Treatment Approach for Stage 3 Nodular Lymphocyte-Predominant Hodgkin Lymphoma in a 60-Year-Old Male
For a 60-year-old male with stage 3 Nodular Lymphocyte-Predominant Hodgkin Lymphoma (NLPHL) without B symptoms, ABVD chemotherapy (with bleomycin discontinued after the second cycle) followed by localized radiotherapy to residual disease is the recommended treatment approach.
Understanding NLPHL and Its Treatment Principles
NLPHL is a distinct entity from classical Hodgkin Lymphoma (cHL), characterized by:
- CD20-positive malignant cells (unlike classical HL)
- Generally indolent clinical course
- Different treatment approaches for different stages
For stage 3 NLPHL, the ESMO guidelines clearly state:
- "NLPHL is treated identically to cHL in all patients except for those with stage IA disease presenting without clinical risk factors" 1
- This means advanced-stage NLPHL follows the same treatment protocols as classical HL
Treatment Algorithm for a 60-Year-Old with Stage 3 NLPHL
First-Line Treatment:
ABVD chemotherapy regimen
- Six cycles of ABVD (doxorubicin, bleomycin, vinblastine, dacarbazine)

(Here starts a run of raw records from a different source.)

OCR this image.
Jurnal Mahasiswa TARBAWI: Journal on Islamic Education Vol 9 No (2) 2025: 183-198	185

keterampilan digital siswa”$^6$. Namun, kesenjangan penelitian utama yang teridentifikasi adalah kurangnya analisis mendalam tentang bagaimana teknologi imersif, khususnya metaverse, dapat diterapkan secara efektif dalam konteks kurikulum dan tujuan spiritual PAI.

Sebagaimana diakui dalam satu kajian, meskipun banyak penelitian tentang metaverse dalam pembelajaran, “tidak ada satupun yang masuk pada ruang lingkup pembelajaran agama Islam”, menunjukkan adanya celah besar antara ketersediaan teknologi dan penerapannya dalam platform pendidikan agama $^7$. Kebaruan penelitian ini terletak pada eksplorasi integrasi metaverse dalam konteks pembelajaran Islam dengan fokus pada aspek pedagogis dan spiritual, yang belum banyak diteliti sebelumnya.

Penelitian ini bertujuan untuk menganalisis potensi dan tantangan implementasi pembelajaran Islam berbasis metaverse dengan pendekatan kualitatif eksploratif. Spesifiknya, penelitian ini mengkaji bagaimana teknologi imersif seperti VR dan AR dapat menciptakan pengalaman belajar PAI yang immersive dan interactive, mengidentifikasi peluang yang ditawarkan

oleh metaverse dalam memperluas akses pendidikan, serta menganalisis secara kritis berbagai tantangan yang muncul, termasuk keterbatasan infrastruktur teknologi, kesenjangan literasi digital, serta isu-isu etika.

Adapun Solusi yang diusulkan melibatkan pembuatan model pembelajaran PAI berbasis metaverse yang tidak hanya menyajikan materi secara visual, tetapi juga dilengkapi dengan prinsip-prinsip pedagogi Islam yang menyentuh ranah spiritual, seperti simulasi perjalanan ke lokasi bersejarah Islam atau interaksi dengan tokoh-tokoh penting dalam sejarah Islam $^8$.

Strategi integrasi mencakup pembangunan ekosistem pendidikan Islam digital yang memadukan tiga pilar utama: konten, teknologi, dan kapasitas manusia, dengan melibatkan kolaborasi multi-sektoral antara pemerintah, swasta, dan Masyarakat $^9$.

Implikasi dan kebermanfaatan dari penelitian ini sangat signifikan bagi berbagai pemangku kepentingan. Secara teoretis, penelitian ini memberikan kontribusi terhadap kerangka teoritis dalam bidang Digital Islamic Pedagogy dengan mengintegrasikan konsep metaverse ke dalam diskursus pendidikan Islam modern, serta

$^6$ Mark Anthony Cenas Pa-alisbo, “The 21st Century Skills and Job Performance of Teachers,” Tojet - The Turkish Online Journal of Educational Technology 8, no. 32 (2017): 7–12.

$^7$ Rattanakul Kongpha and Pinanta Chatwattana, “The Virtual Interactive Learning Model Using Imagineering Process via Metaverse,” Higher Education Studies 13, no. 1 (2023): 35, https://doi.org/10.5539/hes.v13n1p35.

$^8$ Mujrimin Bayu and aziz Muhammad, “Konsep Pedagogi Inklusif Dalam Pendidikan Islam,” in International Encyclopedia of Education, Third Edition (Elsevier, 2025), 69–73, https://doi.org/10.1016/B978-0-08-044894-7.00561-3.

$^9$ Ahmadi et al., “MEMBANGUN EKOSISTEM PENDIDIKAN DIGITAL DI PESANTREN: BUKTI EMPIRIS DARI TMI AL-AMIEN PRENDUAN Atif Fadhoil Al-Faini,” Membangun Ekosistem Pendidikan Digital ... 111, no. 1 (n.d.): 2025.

- Important safety modification: "Bleomycin should be discontinued after the second ChT cycle in this patient group [>60 years]" 1
- This modification is critical as it reduces pulmonary toxicity risk while maintaining efficacy
Response assessment:
- PET-CT after 2 cycles and at completion of chemotherapy
- "Interim staging to exclude disease progression during treatment and to stratify treatment if PET–CT is available" 1
Consolidation radiotherapy:
- "Additional RT is confined to the patients with residual disease after ChT" 1
- Target PET-positive residual lymphoma ≥2.5 cm
Key Treatment Considerations
Age-specific recommendations:
CD20 expression in NLPHL:
- While rituximab has shown activity in NLPHL due to CD20 expression 2, 3, the guidelines still recommend ABVD as first-line therapy for advanced-stage disease
- Rituximab is primarily recommended for localized relapses: "Localised NLPHL relapses can be effectively treated with anti-CD20 antibodies such as rituximab" 1
Monitoring and Follow-up
After completion of treatment:
- Physical examination, laboratory analyses, and contrast-enhanced CT are mandatory 1
- PET-CT should be conducted if available 1
- Regular follow-up schedule: every 3 months for first half year, every 6 months until fourth year, then annually 1
- Monitor for late effects:
- Thyroid function annually if neck was irradiated
- Testosterone levels should be monitored
- Regular cancer screening due to secondary malignancy risk
Management of Relapse
If relapse occurs:
- Obtain a renewed biopsy to confirm NLPHL (rule out transformation) 1
- For localized relapse: single-agent rituximab 1, 3
- For disseminated relapse: more aggressive salvage chemotherapy combined with anti-CD20 antibody 1
- High-dose chemotherapy followed by autologous stem cell transplantation for patients with early disease recurrence or poor-risk features 4
Prognosis
The overall prognosis for NLPHL is excellent compared to other lymphomas, with:
- Lower excess mortality compared to the general population 4
- Potential for long-term disease control
- Main concern is the risk of transformation to aggressive B-cell lymphoma, which occurs in a subset of patients 3
This treatment approach balances efficacy against toxicity concerns, particularly important in a 60-year-old patient where long-term complications must be carefully considered.